Anglicans and Catholics Join Forces
to Fight Euthanasia in Britain

The Anglican Archbishop of Canterbury, Rowan Williams and the Archbishop of Westminster, Cormac Cardinal Murphy O'Connor, have taken the unusual step of issuing a joint statement opposing a euthanasia measure before the House of Lords this week.

The private members bill, 'Assisted Dying for the Terminally Ill' is before a House of Lords committee and is not expected to pass. The bill would make it legal for doctors to "assist a person to die…who is suffering unbearably." The bill specifically states that a doctor may actively kill patients. "'Assisted dying' means the attending physician, at the patient's request, either providing the patient with the means to end the patient's life or if the patient is physically unable to do so ending the patient's life."

The prelates have said that the qualifying requirements for a person to be euthanized by doctors rely too much on subjective criteria. The bill says that the patient himself must find his suffering "so severe as to be unacceptable." In their statement they said, "What terminally ill people need is to be cared for, not to be killed. They need excellent palliative care including proper and effective regimes for pain relief. They need to be treated with the compassion and respect that this Bill would put gravely at risk."

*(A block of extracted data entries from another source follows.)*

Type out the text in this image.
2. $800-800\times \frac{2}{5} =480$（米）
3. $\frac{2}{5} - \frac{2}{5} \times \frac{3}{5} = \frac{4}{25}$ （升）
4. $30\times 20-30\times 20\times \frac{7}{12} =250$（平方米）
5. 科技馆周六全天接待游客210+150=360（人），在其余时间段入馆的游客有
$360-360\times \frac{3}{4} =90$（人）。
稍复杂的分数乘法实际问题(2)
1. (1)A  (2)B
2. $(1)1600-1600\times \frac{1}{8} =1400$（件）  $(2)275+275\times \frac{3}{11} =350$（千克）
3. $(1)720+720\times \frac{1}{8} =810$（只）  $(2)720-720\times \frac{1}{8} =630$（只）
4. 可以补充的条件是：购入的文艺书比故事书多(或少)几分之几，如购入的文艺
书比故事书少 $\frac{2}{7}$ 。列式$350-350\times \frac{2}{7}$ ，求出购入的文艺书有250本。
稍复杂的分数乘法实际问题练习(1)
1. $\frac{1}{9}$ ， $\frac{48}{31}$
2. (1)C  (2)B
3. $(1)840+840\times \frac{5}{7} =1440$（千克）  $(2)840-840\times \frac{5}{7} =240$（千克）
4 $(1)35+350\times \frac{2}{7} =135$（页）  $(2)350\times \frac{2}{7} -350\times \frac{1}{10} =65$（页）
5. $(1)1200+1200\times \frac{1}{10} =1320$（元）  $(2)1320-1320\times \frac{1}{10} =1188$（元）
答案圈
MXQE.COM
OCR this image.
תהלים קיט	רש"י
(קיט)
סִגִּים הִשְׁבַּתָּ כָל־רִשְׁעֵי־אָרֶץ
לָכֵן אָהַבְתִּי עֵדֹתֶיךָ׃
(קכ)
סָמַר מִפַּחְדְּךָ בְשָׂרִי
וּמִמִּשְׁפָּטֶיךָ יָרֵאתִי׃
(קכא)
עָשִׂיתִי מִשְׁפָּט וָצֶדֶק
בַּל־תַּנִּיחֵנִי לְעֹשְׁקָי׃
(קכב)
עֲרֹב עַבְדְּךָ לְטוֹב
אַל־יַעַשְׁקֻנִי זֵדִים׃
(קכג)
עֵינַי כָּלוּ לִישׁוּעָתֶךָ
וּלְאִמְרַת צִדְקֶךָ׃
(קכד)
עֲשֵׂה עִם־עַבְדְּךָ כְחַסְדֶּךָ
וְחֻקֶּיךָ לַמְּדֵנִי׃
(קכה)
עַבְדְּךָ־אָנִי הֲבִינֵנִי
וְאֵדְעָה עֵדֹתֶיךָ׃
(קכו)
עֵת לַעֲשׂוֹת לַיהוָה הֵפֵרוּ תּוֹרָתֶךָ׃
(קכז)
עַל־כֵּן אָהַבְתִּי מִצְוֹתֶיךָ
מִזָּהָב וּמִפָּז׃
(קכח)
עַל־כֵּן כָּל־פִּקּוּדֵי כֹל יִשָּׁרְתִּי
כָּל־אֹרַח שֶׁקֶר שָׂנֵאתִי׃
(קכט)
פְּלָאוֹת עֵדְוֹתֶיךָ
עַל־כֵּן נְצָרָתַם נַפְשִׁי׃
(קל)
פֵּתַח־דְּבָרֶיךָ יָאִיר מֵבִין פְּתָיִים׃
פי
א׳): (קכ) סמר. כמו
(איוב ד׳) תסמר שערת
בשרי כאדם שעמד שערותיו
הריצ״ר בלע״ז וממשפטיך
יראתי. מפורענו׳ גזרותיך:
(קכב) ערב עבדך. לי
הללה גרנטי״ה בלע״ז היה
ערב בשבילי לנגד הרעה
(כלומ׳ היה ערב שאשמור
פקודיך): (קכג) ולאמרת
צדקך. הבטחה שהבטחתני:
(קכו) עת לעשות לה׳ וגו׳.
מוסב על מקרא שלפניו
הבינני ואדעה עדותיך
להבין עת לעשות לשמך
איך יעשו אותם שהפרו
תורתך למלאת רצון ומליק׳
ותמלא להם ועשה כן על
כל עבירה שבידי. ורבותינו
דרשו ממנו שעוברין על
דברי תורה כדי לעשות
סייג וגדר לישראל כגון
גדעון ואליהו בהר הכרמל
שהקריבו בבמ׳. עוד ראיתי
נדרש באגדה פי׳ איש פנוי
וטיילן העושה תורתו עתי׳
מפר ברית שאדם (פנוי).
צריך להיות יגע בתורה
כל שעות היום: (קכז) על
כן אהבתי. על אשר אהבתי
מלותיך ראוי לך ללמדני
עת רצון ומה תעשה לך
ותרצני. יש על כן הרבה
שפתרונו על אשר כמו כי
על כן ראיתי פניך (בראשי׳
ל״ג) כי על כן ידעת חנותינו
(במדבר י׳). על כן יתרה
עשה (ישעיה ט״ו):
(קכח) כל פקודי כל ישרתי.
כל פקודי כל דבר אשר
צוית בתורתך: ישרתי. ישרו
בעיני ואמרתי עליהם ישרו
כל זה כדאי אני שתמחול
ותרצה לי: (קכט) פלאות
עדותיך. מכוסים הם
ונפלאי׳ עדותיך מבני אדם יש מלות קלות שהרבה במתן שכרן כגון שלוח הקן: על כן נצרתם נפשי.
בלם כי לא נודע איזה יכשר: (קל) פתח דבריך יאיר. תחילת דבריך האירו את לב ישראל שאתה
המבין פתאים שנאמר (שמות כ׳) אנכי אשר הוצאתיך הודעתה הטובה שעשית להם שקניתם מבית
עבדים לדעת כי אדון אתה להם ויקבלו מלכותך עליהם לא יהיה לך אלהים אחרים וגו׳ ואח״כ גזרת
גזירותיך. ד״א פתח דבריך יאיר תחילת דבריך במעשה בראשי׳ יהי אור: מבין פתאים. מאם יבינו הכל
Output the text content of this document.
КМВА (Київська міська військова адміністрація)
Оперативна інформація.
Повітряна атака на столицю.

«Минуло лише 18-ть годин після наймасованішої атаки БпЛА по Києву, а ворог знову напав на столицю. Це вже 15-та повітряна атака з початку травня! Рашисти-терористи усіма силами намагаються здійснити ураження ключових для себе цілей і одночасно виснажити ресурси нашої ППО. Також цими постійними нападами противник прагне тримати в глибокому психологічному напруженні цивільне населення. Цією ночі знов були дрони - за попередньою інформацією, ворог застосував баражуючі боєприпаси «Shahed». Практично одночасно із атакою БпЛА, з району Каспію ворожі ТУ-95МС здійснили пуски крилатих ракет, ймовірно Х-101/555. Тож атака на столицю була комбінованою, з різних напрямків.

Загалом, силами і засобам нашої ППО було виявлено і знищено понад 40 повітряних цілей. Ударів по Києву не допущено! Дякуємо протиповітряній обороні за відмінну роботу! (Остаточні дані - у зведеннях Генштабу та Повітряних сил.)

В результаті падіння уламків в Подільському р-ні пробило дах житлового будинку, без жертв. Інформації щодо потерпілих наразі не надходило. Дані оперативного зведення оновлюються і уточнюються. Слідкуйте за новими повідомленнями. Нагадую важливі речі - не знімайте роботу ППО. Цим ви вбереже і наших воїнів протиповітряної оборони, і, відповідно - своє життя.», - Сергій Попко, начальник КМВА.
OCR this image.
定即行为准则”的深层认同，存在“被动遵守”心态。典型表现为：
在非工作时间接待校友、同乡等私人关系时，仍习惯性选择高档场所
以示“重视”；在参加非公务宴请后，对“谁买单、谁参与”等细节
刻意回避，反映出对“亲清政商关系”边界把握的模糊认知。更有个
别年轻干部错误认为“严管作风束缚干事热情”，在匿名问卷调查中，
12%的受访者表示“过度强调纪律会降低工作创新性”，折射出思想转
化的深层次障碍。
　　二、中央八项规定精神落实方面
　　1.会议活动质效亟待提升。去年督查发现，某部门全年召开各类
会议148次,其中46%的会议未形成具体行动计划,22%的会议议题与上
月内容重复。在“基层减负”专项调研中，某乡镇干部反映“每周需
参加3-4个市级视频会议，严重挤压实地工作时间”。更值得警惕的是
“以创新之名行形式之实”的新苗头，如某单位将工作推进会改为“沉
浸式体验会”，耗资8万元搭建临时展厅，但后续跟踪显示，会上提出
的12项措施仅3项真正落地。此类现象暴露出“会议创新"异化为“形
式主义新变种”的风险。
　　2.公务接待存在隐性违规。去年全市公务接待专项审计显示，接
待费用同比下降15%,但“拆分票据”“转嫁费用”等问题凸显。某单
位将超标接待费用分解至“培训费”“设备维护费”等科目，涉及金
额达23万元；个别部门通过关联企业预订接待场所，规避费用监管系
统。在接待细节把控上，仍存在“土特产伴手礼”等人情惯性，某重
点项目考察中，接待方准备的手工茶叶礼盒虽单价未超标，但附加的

The covering letter from Rowan Williams and Cormac Murphy O'Connor said, "We believe very strongly that respect for human life at all its stages is the foundation of a civilised society and that the long-term consequences of any change in the law to allow euthanasia in limited circumstances would be immensely grave."

The bill is also opposed by the British Medical Association, Help the Aged, the Disability Rights Commission and Disability Awareness in Action. Professor Tim Maughan, the director of Wales Cancer Trials Network at Cardiff University said, "this is not what we became doctors to do". Dr Nigel Sykes, Medical Director of St Christopher's Hospice in London says the bill is "dangerous" and could progress to include patients with mental illness. "Euthanasia without express request will inevitably follow. Patients will be made to think that euthanasia is the decent thing to do," said Sykes.